I have made a list with the names of the functions, and a list of n values, which are to be given to the function. I have also prepared a 2D matrix for the results.

But I get an error when running the code - argument after * must be an iterable, not int

import time

def o1(n):
    return 1+1

def olog(n):
    while n>0:
        1+1
        n//=2
    return n

def on(n):
    while n>0:
        1+1
        n-=1
    return n

nlst=[10**2, 10**3 , 10**4 , 10**5 ]

algorithms=[ o1 , olog, on ]


def measure(nameF, n):
    begin = time.time()
    nameF(*n)
    end = time.time()
    res=round(end-begin,4)
    return res

for a in range( len (algorithms) ):
    for n in range(1 , len (nlst) + 1 ):
        rlst[a][n] = measure( algorithms[a] , nlst[n-1] )

rlst=[["o1",0,0,0,0],
     ["olog",0,0,0,0],
     ["on",0,0,0,0]]

for x in rlst:
    print (x)

Answer 1

Try this

import time

def o1(n):
    return 1+1
def olog(n):
    while n>0:
        1+1
        n//=2
    return n

def on(n):
    while n>0:
        1+1
        n-=1
    return n

nlst=[10**2, 10**3 , 10**4 , 10**5 ]

algorithms=[ o1 , olog, on ]


def measure(nameF, n):
    begin = time.time()
    nameF(n)
    end = time.time()
    res=round(end-begin,4)
    return res

rlst=[["o1",0,0,0,0],
     ["olog",0,0,0,0],
     ["on",0,0,0,0]]

for a in range( len (algorithms) ):
    for n in range(1 , len (nlst) + 1 ):
        rlst[a][n] = measure( algorithms[a] , nlst[n-1] )



for res in rlst:
    print (res)

However it seems like not everything can be measured

['o1', 0.0, 0.0, 0.0, 0.0]
['olog', 0.0, 0.0, 0.0, 0.0]
['on', 0.0, 0.0012, 0.0012, 0.0044]

Answer 2

Replace the argument *n by n. Also, rlst needs to be initialised before it is used, so move the initialisation of rlst to before the for loop that precedes it. The following code works:

import time

def o1(n):
    return 1+1

def olog(n):
    while n>0:
        1+1
        n//=2
    return n

def on(n):
    while n>0:
        1+1
        n-=1
    return n

nlst=[10**2, 10**3 , 10**4 , 10**5 ]

algorithms=[ o1 , olog, on ]


def measure(nameF, n):
    begin = time.time()
    nameF(n)
    end = time.time()
    res=round(end-begin,4)
    return res


rlst=[["o1",0,0,0,0],
     ["olog",0,0,0,0],
     ["on",0,0,0,0]]

for a in range( len (algorithms) ):
    for n in range(1 , len (nlst) + 1 ):
        rlst[a][n] = measure( algorithms[a] , nlst[n-1] )

for x in rlst:
    print (x)

The functions log n and n grow at very different rates, and so it's difficult to get non-zero values in your output for log n and to also execute the linear time function in a reasonable amount of time. To get nonzero values for the log n function, take n = 10^10000 or 10^100000.

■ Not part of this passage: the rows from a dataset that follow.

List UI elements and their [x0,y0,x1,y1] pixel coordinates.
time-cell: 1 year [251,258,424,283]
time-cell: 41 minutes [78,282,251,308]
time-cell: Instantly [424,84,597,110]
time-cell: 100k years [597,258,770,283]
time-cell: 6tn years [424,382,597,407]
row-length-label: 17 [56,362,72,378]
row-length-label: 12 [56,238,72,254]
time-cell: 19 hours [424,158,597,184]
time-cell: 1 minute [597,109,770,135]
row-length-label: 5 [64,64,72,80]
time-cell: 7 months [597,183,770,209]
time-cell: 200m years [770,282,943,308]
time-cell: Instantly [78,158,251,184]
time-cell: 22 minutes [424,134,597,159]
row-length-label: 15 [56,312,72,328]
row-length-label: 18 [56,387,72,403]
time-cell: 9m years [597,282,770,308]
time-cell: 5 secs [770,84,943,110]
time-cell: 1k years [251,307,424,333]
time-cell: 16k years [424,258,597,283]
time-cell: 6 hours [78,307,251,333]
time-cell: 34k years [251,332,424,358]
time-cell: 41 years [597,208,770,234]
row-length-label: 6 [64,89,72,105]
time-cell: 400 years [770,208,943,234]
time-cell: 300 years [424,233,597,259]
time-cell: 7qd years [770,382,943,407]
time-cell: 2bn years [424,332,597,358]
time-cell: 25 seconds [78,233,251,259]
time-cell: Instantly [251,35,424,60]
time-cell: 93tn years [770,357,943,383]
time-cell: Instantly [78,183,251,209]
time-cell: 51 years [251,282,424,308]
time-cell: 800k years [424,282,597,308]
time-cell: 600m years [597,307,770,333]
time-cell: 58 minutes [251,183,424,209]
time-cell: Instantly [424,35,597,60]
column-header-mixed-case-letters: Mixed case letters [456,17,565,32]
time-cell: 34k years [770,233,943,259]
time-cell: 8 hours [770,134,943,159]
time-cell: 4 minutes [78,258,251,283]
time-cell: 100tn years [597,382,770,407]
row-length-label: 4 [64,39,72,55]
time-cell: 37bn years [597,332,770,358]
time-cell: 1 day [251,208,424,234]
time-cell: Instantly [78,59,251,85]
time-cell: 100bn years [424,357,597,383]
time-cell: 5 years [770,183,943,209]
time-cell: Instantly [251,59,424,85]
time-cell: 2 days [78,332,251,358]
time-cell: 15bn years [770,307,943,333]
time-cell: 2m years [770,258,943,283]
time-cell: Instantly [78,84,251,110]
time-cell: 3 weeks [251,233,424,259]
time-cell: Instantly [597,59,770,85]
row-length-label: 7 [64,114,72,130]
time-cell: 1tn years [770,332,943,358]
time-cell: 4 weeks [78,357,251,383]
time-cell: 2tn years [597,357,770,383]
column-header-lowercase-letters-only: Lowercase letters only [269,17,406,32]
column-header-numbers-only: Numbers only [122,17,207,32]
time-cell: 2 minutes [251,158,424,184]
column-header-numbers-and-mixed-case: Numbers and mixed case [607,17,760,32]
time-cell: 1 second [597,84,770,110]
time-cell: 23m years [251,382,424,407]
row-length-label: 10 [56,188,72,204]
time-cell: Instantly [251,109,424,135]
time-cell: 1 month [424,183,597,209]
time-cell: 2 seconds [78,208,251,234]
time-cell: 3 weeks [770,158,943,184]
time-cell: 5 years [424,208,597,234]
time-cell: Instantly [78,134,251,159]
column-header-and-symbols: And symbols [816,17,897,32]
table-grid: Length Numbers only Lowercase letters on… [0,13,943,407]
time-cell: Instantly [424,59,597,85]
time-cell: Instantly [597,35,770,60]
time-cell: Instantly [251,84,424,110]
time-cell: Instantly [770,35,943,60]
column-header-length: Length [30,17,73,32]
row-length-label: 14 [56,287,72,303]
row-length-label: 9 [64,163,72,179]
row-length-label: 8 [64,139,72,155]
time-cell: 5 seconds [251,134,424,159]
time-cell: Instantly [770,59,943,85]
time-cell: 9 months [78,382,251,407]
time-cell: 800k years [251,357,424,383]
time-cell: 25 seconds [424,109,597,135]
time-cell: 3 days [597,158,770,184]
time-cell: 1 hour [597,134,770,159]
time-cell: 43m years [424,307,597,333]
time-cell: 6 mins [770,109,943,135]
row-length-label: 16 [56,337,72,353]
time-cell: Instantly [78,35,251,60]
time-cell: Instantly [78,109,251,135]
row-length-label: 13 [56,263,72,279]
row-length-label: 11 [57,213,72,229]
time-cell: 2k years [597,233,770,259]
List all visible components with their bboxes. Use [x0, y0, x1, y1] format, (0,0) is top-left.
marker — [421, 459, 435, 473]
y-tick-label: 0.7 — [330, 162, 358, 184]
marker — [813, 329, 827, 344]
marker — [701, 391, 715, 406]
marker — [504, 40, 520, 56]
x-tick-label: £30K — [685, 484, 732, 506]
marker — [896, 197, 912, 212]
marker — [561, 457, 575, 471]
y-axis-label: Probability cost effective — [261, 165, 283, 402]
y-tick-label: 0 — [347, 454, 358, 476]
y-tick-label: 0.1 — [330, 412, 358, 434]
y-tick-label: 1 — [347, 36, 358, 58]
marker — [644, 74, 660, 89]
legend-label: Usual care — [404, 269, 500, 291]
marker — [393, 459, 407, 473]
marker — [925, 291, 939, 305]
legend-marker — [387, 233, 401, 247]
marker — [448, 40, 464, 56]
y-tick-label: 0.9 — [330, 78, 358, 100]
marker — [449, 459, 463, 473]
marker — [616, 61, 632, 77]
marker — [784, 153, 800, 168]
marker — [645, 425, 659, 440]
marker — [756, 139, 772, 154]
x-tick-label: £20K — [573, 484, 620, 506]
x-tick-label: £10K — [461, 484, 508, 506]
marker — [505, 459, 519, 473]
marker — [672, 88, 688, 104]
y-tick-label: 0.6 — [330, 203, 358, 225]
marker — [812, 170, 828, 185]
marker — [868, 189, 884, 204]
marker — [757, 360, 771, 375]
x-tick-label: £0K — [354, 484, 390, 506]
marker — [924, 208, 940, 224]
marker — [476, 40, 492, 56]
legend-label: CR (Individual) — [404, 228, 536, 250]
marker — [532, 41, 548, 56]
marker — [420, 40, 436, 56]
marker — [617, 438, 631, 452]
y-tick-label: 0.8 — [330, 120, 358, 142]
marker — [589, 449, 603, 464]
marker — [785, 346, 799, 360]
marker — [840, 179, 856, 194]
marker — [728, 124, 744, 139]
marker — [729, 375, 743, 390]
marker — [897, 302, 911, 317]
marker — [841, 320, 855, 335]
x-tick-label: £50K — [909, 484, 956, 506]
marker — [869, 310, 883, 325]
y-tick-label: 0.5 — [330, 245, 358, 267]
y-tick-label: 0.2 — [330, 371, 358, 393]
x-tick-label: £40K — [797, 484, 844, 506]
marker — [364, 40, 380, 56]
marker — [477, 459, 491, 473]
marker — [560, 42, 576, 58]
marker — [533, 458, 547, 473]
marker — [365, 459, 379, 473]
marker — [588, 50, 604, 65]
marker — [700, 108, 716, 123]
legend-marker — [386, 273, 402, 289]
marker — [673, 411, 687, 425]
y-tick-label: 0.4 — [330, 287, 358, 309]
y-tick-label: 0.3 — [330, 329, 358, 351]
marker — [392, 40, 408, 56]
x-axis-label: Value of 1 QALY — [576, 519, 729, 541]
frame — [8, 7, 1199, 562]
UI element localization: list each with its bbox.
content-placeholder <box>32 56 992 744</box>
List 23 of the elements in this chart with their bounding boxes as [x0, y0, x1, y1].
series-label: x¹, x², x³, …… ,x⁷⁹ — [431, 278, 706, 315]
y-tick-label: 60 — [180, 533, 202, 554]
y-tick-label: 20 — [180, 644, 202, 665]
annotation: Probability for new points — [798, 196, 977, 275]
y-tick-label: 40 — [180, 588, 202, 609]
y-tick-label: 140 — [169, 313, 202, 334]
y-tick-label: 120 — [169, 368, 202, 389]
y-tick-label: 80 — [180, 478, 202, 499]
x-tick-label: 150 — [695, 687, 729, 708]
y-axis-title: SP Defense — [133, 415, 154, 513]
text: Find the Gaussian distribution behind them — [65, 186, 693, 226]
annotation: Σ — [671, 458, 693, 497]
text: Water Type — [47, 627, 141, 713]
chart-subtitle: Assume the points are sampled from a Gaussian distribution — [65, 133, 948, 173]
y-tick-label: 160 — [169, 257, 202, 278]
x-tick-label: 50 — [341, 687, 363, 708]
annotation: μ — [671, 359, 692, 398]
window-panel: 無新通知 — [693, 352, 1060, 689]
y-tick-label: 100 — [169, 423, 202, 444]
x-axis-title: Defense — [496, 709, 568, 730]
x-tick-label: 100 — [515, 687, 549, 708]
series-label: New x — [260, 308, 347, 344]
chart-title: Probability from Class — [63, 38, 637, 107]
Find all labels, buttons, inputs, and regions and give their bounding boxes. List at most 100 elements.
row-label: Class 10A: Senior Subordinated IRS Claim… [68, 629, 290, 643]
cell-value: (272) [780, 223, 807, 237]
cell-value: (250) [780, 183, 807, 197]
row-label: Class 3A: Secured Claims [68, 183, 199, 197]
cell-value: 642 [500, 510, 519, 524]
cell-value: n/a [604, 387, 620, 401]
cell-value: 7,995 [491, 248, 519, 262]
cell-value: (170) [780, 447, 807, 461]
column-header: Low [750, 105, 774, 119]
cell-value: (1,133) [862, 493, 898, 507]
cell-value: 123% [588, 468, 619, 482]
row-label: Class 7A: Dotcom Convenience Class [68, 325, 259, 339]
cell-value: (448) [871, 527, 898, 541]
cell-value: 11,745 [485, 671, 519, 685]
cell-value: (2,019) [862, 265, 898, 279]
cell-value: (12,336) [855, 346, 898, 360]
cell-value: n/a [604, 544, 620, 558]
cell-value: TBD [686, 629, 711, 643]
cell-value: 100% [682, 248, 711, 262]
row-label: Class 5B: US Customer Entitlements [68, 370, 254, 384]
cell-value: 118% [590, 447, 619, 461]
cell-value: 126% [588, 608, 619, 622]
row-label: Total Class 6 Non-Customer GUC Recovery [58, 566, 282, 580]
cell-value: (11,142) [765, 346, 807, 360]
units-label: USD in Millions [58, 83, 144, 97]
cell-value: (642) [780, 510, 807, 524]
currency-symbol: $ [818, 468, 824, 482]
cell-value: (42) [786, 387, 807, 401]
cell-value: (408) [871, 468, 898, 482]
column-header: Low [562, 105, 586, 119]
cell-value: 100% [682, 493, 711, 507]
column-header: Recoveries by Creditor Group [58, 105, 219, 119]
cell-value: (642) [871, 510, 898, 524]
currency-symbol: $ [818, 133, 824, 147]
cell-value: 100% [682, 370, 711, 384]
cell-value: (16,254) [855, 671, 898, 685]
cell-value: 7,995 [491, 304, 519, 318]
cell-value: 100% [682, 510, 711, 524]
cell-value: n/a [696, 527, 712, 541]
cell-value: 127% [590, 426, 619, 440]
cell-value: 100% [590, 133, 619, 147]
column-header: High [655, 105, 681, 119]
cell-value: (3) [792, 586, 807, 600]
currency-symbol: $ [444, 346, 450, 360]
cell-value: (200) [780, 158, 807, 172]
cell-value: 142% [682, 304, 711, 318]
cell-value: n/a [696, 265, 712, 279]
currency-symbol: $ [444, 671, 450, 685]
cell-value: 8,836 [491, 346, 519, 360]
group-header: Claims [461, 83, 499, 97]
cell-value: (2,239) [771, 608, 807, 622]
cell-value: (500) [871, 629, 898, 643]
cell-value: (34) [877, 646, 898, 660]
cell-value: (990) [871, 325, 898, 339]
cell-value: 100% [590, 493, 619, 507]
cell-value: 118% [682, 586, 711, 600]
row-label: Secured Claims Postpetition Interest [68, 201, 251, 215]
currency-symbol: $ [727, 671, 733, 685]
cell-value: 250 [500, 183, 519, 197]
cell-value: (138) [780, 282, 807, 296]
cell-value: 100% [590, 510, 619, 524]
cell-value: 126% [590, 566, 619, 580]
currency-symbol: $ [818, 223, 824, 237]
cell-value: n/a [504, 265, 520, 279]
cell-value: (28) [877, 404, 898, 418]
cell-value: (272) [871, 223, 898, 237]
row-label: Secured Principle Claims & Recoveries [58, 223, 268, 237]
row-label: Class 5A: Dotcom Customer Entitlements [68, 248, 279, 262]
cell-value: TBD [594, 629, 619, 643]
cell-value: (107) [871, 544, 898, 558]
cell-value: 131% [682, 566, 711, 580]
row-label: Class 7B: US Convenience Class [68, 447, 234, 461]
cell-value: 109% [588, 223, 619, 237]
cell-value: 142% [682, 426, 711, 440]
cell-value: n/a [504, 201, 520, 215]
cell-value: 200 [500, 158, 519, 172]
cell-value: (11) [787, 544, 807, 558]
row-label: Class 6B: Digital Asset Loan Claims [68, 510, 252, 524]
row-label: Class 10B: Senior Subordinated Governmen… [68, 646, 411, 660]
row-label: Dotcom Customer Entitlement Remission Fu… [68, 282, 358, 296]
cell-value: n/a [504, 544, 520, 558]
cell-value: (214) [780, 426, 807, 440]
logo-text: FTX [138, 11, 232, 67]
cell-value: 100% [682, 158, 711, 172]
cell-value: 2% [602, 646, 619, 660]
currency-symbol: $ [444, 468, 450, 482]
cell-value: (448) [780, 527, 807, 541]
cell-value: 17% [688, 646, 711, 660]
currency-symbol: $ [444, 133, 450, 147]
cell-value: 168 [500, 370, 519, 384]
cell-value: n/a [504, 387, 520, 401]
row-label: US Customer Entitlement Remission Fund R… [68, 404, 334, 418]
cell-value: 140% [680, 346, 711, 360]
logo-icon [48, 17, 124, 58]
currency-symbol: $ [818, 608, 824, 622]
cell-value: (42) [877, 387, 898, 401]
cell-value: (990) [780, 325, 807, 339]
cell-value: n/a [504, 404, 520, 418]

You might have to try different ranges of n values for the different functions. For each function, plot the running times to verify that the behaviour is constant, logarithmic or linear, as a function of n. For eg, if n increases by a factor of 10, the running time of the linear function would increase by a factor of 10.